By LeDayne McLeese Polaski
A fence runs through Friendship Park at the western end of the U.S. border with Mexico. A 20-foot tall steel structure begun in late 2011 and completed in early 2012, it begins at the very spot where (without barriers) it would be possible to stand in California, Mexico and the Pacific Ocean at the same time.
It cuts through a park where people from both San Diego and Tijuana once met, spoke, touched and shared picnics and even communion across a single chain-link fence. There were cross-border concerts, holiday celebrations, English-Spanish language classes and a yoga class with students in both countries.
Pat Nixon dedicated Friendship Park in 1971 as a symbol of bi-national goodwill. “I hate to see a fence anywhere,” she declared at the dedication ceremony.
Today that sentiment is hard to remember. This fence is now part of hundreds of miles of existing and promised barriers being installed by the U.S. government along the nearly 2,000-mile border.
I came to the border in January 2012 as part of an immersion experience co-sponsored by the Baptist Peace Fellowship of North America and Palmer Theological Seminary. We gathered eight seminarians from two schools for a travel course to explore immigration in context.
We examined the realities that have pushed people to and then across the border in such high numbers. We looked particularly at the affects of NAFTA, which has left many Mexicans, especially those in small villages, unable to scratch out even a meager existence.
Having no local alternatives, they have poured into cities like Tijuana, overwhelming both job markets and infrastructure. Many, still unable to find work to support their families, have come to the United States, crossing both legally and illegally (or, as they say, with or without papers.)
The U.S. response to growing immigration rates has been to make border crossing immensely more difficult. That process began in the early 1990s, continued steadily for the better part of a decade and then shifted into hyper-drive after September 2001. This wall in Friendship Park is simply the latest feature of this effort to fortify the border.
I had worked to prepare myself for what we would see here, but nothing made me ready to stand here and gaze back at my own country through holes in a fence. I felt exactly as I did when, as a college student in 1989, I stood behind a wall looking over into West Berlin, except that this time I’m seeing “my tax dollars at work.” Evidently, I am not the only one — one piece of graffiti on the wall reads, “Berlin, Palestina, Mexico.”
I have to work hard to remind myself that it hasn’t always been this way. For hundreds of years this border was porous with Mexicans crossing over to work and Americans coming down to play. People we met on both sides told us of crossing over for the afternoon in their younger days, going north for a McDonald’s fix or south in search of authentic tacos.
Some of the most memorable people we met were a priest who runs a shelter for recently deported men, pastors of two small but vital Baptist churches, families who welcomed us into their homes and two U.S. Border Patrol agents who took us on their official tour.
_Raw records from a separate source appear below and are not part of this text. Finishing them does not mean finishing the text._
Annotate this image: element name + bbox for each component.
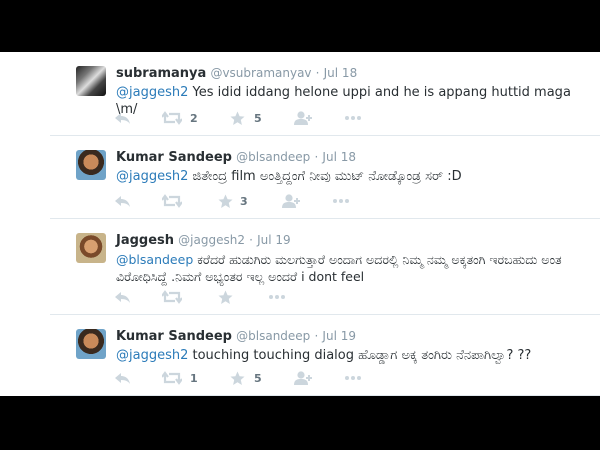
retweet-icon[interactable] [162,111,182,127]
favorite-count: 3 [240,195,248,208]
mention-link[interactable]: @jaggesh2 [116,85,188,100]
tweet-text: @jaggesh2 touching touching dialog ಹೊಡ್ಡ… [116,347,594,364]
avatar[interactable] [76,66,106,96]
retweet-icon[interactable] [162,371,182,387]
tweet-username[interactable]: @blsandeep [236,150,310,164]
tweet-timestamp[interactable]: Jul 19 [257,233,291,247]
reply-icon[interactable] [114,371,131,387]
tweet-header: subramanya @vsubramanyav · Jul 18 [116,65,357,82]
tweet-fullname[interactable]: Kumar Sandeep [116,329,232,344]
avatar[interactable] [76,233,106,263]
avatar[interactable] [76,329,106,359]
favorite-count: 5 [254,112,262,125]
more-icon[interactable] [344,371,362,387]
retweet-icon[interactable] [162,290,182,306]
reply-icon[interactable] [114,111,131,127]
tweet[interactable]: Kumar Sandeep @blsandeep · Jul 18 @jagge… [50,136,600,219]
tweet-body: ಜಿತೇಂದ್ರ film ಅಂತ್ತಿದ್ದಂಗೆ ನೀವು ಮುಟ್ ನೋಡ… [188,169,462,184]
tweet-body: touching touching dialog ಹೊಡ್ಡಾಗ ಅಕ್ಕ ತಂ… [188,348,532,363]
more-icon[interactable] [332,194,350,210]
retweet-count: 2 [190,112,198,125]
star-icon[interactable] [230,371,245,387]
tweet-text: @blsandeep ಕರೆದರೆ ಹುಡುಗಿರು ಮಲಗುತ್ತಾರೆ ಅಂ… [116,251,594,285]
tweet-header: Jaggesh @jaggesh2 · Jul 19 [116,232,291,249]
reply-icon[interactable] [114,290,131,306]
tweet-username[interactable]: @blsandeep [236,329,310,343]
more-icon[interactable] [268,290,286,306]
tweet-timestamp[interactable]: Jul 19 [322,329,356,343]
mention-link[interactable]: @jaggesh2 [116,348,188,363]
tweet-stream: subramanya @vsubramanyav · Jul 18 @jagge… [50,52,600,396]
separator-dot: · [315,66,320,80]
retweet-count: 1 [190,372,198,385]
separator-dot: · [314,329,319,343]
tweet-header: Kumar Sandeep @blsandeep · Jul 19 [116,328,356,345]
follow-icon[interactable] [294,111,314,127]
tweet[interactable]: subramanya @vsubramanyav · Jul 18 @jagge… [50,52,600,136]
reply-icon[interactable] [114,194,131,210]
mention-link[interactable]: @blsandeep [116,252,193,267]
star-icon[interactable] [230,111,245,127]
follow-icon[interactable] [294,371,314,387]
tweet-header: Kumar Sandeep @blsandeep · Jul 18 [116,149,356,166]
mention-link[interactable]: @jaggesh2 [116,169,188,184]
more-icon[interactable] [344,111,362,127]
tweet-fullname[interactable]: Jaggesh [116,233,174,248]
tweet-timestamp[interactable]: Jul 18 [322,150,356,164]
timeline-viewport: subramanya @vsubramanyav · Jul 18 @jagge… [0,52,600,396]
favorite-count: 5 [254,372,262,385]
star-icon[interactable] [218,194,233,210]
tweet-username[interactable]: @jaggesh2 [178,233,245,247]
avatar[interactable] [76,150,106,180]
follow-icon[interactable] [282,194,302,210]
tweet-username[interactable]: @vsubramanyav [210,66,311,80]
star-icon[interactable] [218,290,233,306]
separator-dot: · [314,150,319,164]
tweet-timestamp[interactable]: Jul 18 [324,66,358,80]
tweet-text: @jaggesh2 ಜಿತೇಂದ್ರ film ಅಂತ್ತಿದ್ದಂಗೆ ನೀವ… [116,168,594,185]
tweet-fullname[interactable]: Kumar Sandeep [116,150,232,165]
separator-dot: · [249,233,253,247]
tweet[interactable]: Kumar Sandeep @blsandeep · Jul 19 @jagge… [50,315,600,396]
retweet-icon[interactable] [162,194,182,210]
tweet[interactable]: Jaggesh @jaggesh2 · Jul 19 @blsandeep ಕರ… [50,219,600,315]
tweet-fullname[interactable]: subramanya [116,66,206,81]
The families speak of living on dollars a day. The agents speak of millions of dollars spent to construct the fence and the exhausting daily effort necessary to maintain it.
The pastors speak of spending decades to finance the building of a single-room sanctuary and of the challenges of a transient congregation. The agents show off high-tech cameras, stadium lighting and a newly completed all-weather road.
The priest talks of the desperation that could drive a man to live apart from his family for years in the hope of sending home the money to feed them or the fear that would compel a mother to bring her young children on a days-long journey through the desert. The agents speak of the number of “bodies arrested” in a typical shift.
One thing that everyone agrees on is that the wall has not stopped illegal crossings. Crossing is now more difficult, more dangerous and more costly; people are more dependent on human smugglers and less likely to leave once they’ve gotten in; but no one claims that people without papers have stopped coming.
The families, the pastors, the priest say the answer is comprehensive, humane immigration reform. The Border Patrol agents say the answer is more money, more tools, more staff and higher walls.
On one hopeful day in 1971, our First Lady made a wish that “there never be a wall between these two nations.” The walls between the people we met seem many; perhaps the least of them is the fence that cuts through Friendship Park.